Trump dodges tough questions on his health during rambling Tucker Carlson interview
Donald Trump's appearance on Tucker Carlson's Fox News show, less than a week since the president returned from being hospitalized for COVID-19, revealed very little about Trump's health or infectiousness. Yet unintentionally, the president seems to have dropped some clues about the seriousness of his condition during the rambling, tangent-ridden interview.
The interview on "Tucker Carlson Tonight" was conducted by Dr. Marc Siegel, a Fox News contributor who has defended Trump's poor handling of the American coronavirus outbreak, compared the pandemic to the flu and in 2016 raised concerns about the neurological health of then-Democratic nominee Hillary Clinton despite never having examined her in person.
Carlson set a hagiographic tone for the segment at the beginning, describing Trump's supposed "remarkable turnaround" before allowing Siegel to conduct the interview. The two were not in the same room: Siegel was in a studio and Trump was in the White House, being filmed separately. Trump and Siegel's conversation wandered, from Trump blaming China for the virus and repeatedly mentioning Regeneron (a company that gave him an experimental drug and with which he has personal ties) to describing himself as "very strong," offering to donate his plasma and claiming that he has improved faster and better than others who have had COVID-19.
Despite these attempts to project that he was "virile," Trump admitted that the disease had made him feel "tired," adding that "my life is based a little bit on energy and I didn't have it." While downplaying his symptoms, however, Trump promised to freely give away the drugs that he has previously claimed constituted a "cure" for him. (Curiously, Trump has been consistently opposed to universal healthcare policies that might make such drugs free and accessible, though he was treated by the military healthcare system that has been likened to an exclusive form of universal healthcare).
Trump also stated that was "medication-free." "I'm not taking any medications as of eight hours ago," he claimed.
Trump also claimed that his Secret Service agents did not mind his Walter Reed hospital drive-by, which involved close physical contact with the security detail.
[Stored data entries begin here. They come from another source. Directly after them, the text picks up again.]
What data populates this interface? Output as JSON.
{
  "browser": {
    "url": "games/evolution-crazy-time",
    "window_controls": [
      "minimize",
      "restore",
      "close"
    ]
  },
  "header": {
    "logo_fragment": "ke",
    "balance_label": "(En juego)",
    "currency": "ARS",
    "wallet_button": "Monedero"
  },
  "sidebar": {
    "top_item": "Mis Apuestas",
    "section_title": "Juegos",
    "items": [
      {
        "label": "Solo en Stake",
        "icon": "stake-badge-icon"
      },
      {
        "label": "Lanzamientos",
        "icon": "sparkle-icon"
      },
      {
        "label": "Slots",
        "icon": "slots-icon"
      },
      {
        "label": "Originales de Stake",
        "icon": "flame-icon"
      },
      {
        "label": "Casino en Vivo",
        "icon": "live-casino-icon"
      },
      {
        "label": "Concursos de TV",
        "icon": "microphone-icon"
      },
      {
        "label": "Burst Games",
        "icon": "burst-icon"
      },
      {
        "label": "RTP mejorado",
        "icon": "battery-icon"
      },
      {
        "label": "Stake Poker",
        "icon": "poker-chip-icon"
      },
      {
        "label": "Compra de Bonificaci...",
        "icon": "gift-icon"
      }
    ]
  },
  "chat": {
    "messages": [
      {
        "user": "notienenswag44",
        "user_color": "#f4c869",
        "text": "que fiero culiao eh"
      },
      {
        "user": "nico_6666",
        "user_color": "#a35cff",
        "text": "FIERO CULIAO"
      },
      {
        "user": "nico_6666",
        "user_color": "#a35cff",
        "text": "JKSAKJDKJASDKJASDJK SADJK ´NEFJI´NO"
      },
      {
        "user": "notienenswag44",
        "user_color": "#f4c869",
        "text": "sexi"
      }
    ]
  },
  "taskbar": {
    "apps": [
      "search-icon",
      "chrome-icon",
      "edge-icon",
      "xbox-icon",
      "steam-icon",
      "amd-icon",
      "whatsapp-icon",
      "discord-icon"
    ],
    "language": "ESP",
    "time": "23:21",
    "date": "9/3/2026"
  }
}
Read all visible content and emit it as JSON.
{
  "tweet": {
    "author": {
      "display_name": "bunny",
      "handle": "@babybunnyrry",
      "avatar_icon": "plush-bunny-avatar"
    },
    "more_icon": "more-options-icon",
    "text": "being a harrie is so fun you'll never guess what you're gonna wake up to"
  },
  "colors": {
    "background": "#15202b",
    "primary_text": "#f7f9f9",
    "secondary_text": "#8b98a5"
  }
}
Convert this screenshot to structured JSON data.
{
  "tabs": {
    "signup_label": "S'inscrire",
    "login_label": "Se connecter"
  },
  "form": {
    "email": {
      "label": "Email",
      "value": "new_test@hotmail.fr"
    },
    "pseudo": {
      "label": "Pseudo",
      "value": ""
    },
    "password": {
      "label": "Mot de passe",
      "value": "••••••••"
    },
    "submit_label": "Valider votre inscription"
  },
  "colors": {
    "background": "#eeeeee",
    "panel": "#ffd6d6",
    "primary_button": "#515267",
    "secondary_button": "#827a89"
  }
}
Some current and former Secret Service agents interviewed by CNN were "frustrated" by Trump's publicity stunt. "We're not disposable," one said.
Trump declined to say if he had received a test for the virus today that might definitively say if he had cleared the virus from his system. "I have been retested and I haven't even found out numbers or anything yet .... I'm at either the bottom of the scale or free," the president said. Based on reports of infections, the CDC recommends that those who have had COVID-19 refrain from being around others until at least 10 days since their first symptoms appeared and 24 hours since their fever waned without the use of "fever-reducing medications."
Trump also denied experiencing any of the psychological symptoms that frequently accompany dexamethasone, the steroid that he is using to stop his immune system from destroying his infected lungs.
"The interview yielded little useful clinical information," Dr. Georges Benjamin, executive director of the American Public Health Association (APHA) and former secretary of health in Maryland, wrote to Salon about the Siegel-Trump exchange. "The physician interviewer asked questions that were superficial and President Trump gave no specific answers. He did admit to getting a CAT scan but we are not sure of what body part. He also said he got a lung test but no specific insight into what test. I suspect it was a breathing test since he said they told him he could keep his jacket on. He did not seem out of breath but he did not exert himself during the interview. Basically no new information."
One expert who spoke to Salon said that, based on Trump's self-described symptoms, there is reason for concern about whether he could infect other people.
"Based on the limited public data available, and the President's own description of imaging results and tests tonight, we must assume that he presented to Walter Reed Hospital with a severe case of COVID-19 as defined by the Center for Disease Control," Dr. Russell Medford, Chairman of the Center for Global Health Innovation and Global Health Crisis Coordination Center, told Salon by email. "The CDC's own guidelines advise that patients with severe disease may be infectious for up to 20 days after symptom onset."
He added, "To release the President earlier should require the President's physician to provide the necessary assurances that the President is no longer infectious and to consider releasing the key medical information that supports those assurances."
The Commission on Presidential Debates cancelled the second scheduled event between Trump and Biden earlier on Friday, after Trump refused to do a virtual debate that would prevent Trump from spreading the virus. While Biden had been willing to debate Trump virtually, the president insisted that the two men had to meet in person. Because both Biden and Trump are men in their 70s, they are at a higher risk of dying from COVID-19.